For the fourth and final talk in the Weinrebe lecture series, world-renowned historian Margaret MacMillan joined us to share her reflections on the topic of moments when it matters who is in power.
Professor MacMillan began by talking about what drew her to history: a sense of curiosity about the past which extends to people and personalities, emotions and values. She suggested that biographers and historians tend to ask different questions of their subjects and this can sometimes lead to misunderstandings.
She argued that there was a time when history, misinterpreting Carlyle, wasn’t interested in people: the logical extreme of this is cliometrics, where the focus is on numbers not individuals. But the rise of social history – recovering the lost voices of the past – and then cultural history – exploring meanings – has brought the focus back to people. Biography is relevant in this context, she suggested, because you cannot understand the history of the twentieth century without understanding Hitler, Stalin or Mao. These people may not ‘make’ history in the way that expression is commonly used, but they do ‘catch the currents of history,’ in Professor MacMillan’s phrase, and come to ’embody’ history.
Historians of the twentieth century have often turned to biography to express their ideas. They start as social historians of a particular time and place but end up focusing on the individuals at the apex of that regime. These people bring up counterfactual questions for historians: if this particular individual was not there, what difference would it have made? Professor MacMillan argued that history would have been very different if, say, Hitler had died in World War One, Churchill had died in an accident in New York, or Stalin had died while having his appendix out.
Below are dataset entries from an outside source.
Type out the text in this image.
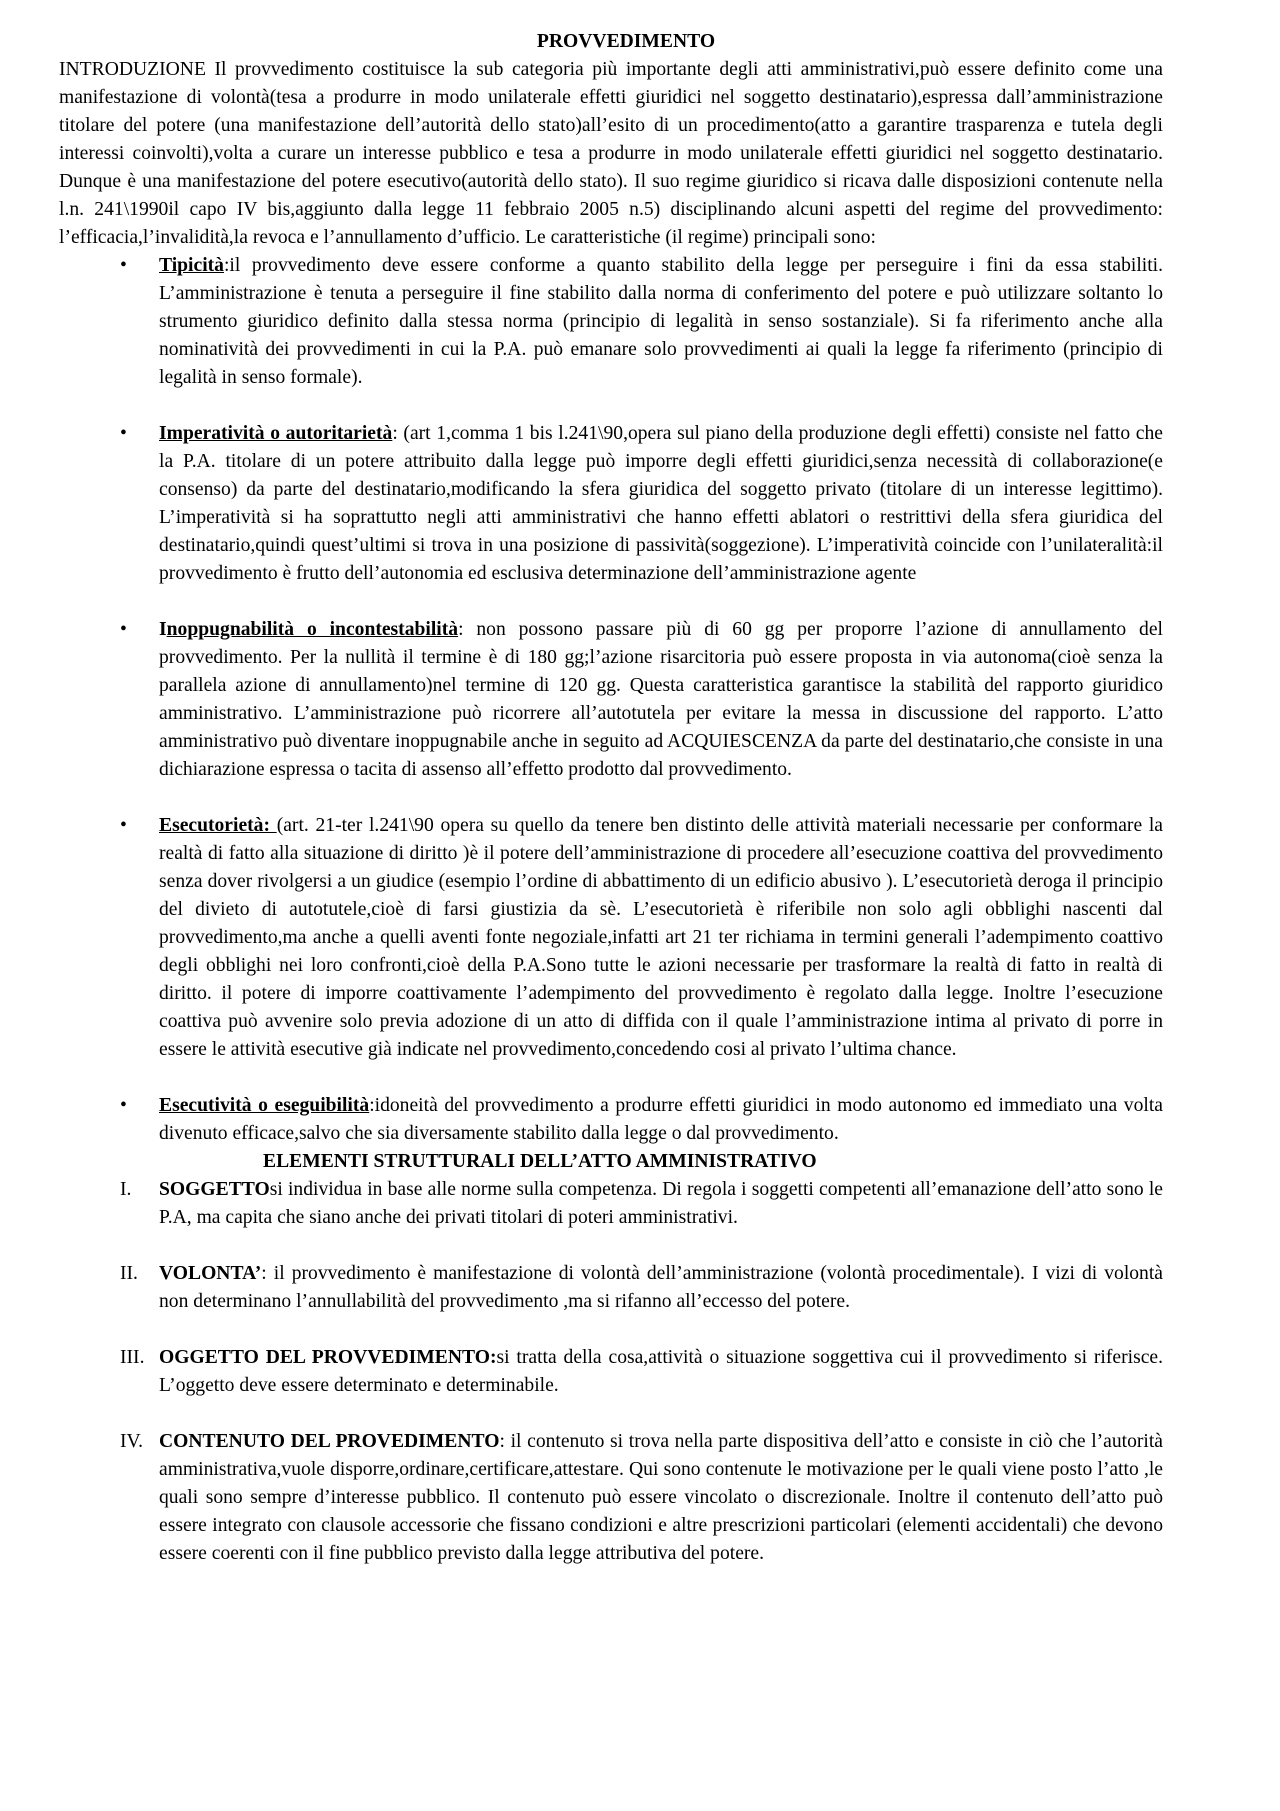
PROVVEDIMENTO

INTRODUZIONE Il provvedimento costituisce la sub categoria più importante degli atti amministrativi,può essere definito come una manifestazione di volontà(tesa a produrre in modo unilaterale effetti giuridici nel soggetto destinatario),espressa dall’amministrazione titolare del potere (una manifestazione dell’autorità dello stato)all’esito di un procedimento(atto a garantire trasparenza e tutela degli interessi coinvolti),volta a curare un interesse pubblico e tesa a produrre in modo unilaterale effetti giuridici nel soggetto destinatario. Dunque è una manifestazione del potere esecutivo(autorità dello stato). Il suo regime giuridico si ricava dalle disposizioni contenute nella l.n. 241\1990il capo IV bis,aggiunto dalla legge 11 febbraio 2005 n.5) disciplinando alcuni aspetti del regime del provvedimento: l’efficacia,l’invalidità,la revoca e l’annullamento d’ufficio. Le caratteristiche (il regime) principali sono:

• Tipicità:il provvedimento deve essere conforme a quanto stabilito della legge per perseguire i fini da essa stabiliti. L’amministrazione è tenuta a perseguire il fine stabilito dalla norma di conferimento del potere e può utilizzare soltanto lo strumento giuridico definito dalla stessa norma (principio di legalità in senso sostanziale). Si fa riferimento anche alla nominatività dei provvedimenti in cui la P.A. può emanare solo provvedimenti ai quali la legge fa riferimento (principio di legalità in senso formale).
• Imperatività o autoritarietà: (art 1,comma 1 bis l.241\90,opera sul piano della produzione degli effetti) consiste nel fatto che la P.A. titolare di un potere attribuito dalla legge può imporre degli effetti giuridici,senza necessità di collaborazione(e consenso) da parte del destinatario,modificando la sfera giuridica del soggetto privato (titolare di un interesse legittimo). L’imperatività si ha soprattutto negli atti amministrativi che hanno effetti ablatori o restrittivi della sfera giuridica del destinatario,quindi quest’ultimi si trova in una posizione di passività(soggezione). L’imperatività coincide con l’unilateralità:il provvedimento è frutto dell’autonomia ed esclusiva determinazione dell’amministrazione agente
• Inoppugnabilità o incontestabilità: non possono passare più di 60 gg per proporre l’azione di annullamento del provvedimento. Per la nullità il termine è di 180 gg;l’azione risarcitoria può essere proposta in via autonoma(cioè senza la parallela azione di annullamento)nel termine di 120 gg. Questa caratteristica garantisce la stabilità del rapporto giuridico amministrativo. L’amministrazione può ricorrere all’autotutela per evitare la messa in discussione del rapporto. L’atto amministrativo può diventare inoppugnabile anche in seguito ad ACQUIESCENZA da parte del destinatario,che consiste in una dichiarazione espressa o tacita di assenso all’effetto prodotto dal provvedimento.
• Esecutorietà: (art. 21-ter l.241\90 opera su quello da tenere ben distinto delle attività materiali necessarie per conformare la realtà di fatto alla situazione di diritto )è il potere dell’amministrazione di procedere all’esecuzione coattiva del provvedimento senza dover rivolgersi a un giudice (esempio l’ordine di abbattimento di un edificio abusivo ). L’esecutorietà deroga il principio del divieto di autotutele,cioè di farsi giustizia da sè. L’esecutorietà è riferibile non solo agli obblighi nascenti dal provvedimento,ma anche a quelli aventi fonte negoziale,infatti art 21 ter richiama in termini generali l’adempimento coattivo degli obblighi nei loro confronti,cioè della P.A.Sono tutte le azioni necessarie per trasformare la realtà di fatto in realtà di diritto. il potere di imporre coattivamente l’adempimento del provvedimento è regolato dalla legge. Inoltre l’esecuzione coattiva può avvenire solo previa adozione di un atto di diffida con il quale l’amministrazione intima al privato di porre in essere le attività esecutive già indicate nel provvedimento,concedendo cosi al privato l’ultima chance.
• Esecutività o eseguibilità:idoneità del provvedimento a produrre effetti giuridici in modo autonomo ed immediato una volta divenuto efficace,salvo che sia diversamente stabilito dalla legge o dal provvedimento.

ELEMENTI STRUTTURALI DELL’ATTO AMMINISTRATIVO

I.	SOGGETTOsi individua in base alle norme sulla competenza. Di regola i soggetti competenti all’emanazione dell’atto sono le P.A, ma capita che siano anche dei privati titolari di poteri amministrativi.
II.	VOLONTA’: il provvedimento è manifestazione di volontà dell’amministrazione (volontà procedimentale). I vizi di volontà non determinano l’annullabilità del provvedimento ,ma si rifanno all’eccesso del potere.
III. OGGETTO DEL PROVVEDIMENTO:si tratta della cosa,attività o situazione soggettiva cui il provvedimento si riferisce. L’oggetto deve essere determinato e determinabile.
IV. CONTENUTO DEL PROVEDIMENTO: il contenuto si trova nella parte dispositiva dell’atto e consiste in ciò che l’autorità amministrativa,vuole disporre,ordinare,certificare,attestare. Qui sono contenute le motivazione per le quali viene posto l’atto ,le quali sono sempre d’interesse pubblico. Il contenuto può essere vincolato o discrezionale. Inoltre il contenuto dell’atto può essere integrato con clausole accessorie che fissano condizioni e altre prescrizioni particolari (elementi accidentali) che devono essere coerenti con il fine pubblico previsto dalla legge attributiva del potere.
She also suggested that there are moments in history when it matters who is is holding a particular office and decides whether or not to go to war: examples include not only the Kaiser, considering war in 1914, but more recently George Bush and Tony Blair in 2001. Those choices could have been made very differently by another person in power at that moment: there was nothing inevitable about them. As such, we cannot get away from the significance of these key individuals, though they also need context, and a careful consideration of the relationship between the person and their times. These means reflecting on the ‘unspoken assumptions of any time’ such as what is taught in schools, the prevailing beliefs and values, and contemporary conceptions of ideals such as manliness and honour.
Nevertheless, there are individuals who not just products of their time but actually transcend and shape those times. Bismarck is the class example of this phenomenon: modern Germany would not exist in the same form without his unique combination of brilliance and ambition – though of course, Prussian nationalism, growing economy and military strength also played a crucial role. But there are drawbacks to this model of leadership: Bismarck created a system which perhaps only he could run.
There are a number of leaders who might fairly, perhaps, be described as the only individual who could have done what they did. Nixon is a good example: with his staunch anti-communist background, he was perhaps the only person who could achieve a rapprochement with China. Margaret Thatcher is also relevant here: she was lucky in that the time was right for her brand of politics; but she did not just ride the tide but rather pushed British politics in a particular direction. FDR is another example: would there have been another US president who could persuade the public of the need for an internationalist outlook and to support Britain in its greatest hour of need? At the other extreme are Hitler and Stalin: other German and Soviet leaders might not have been so utterly ruthless in pursuit of their goals. Biographers of these figures generally agree that without their presence, history would have been very different. Having focused on key decisions at critical moment, Professor MacMillan paused to ask how much history is shaped by indecisiveness: for example, Gordon Brown’s failure to call an election early in his term.
Professor MacMillan concluded by suggesting that there are huge personalities who are able to seize power by capturing the mood of their time. But there have to be forces at work within society that allow that person to operate. This balance between the personal and the political seems the ideal thought with which to conclude this fascinating lecture series.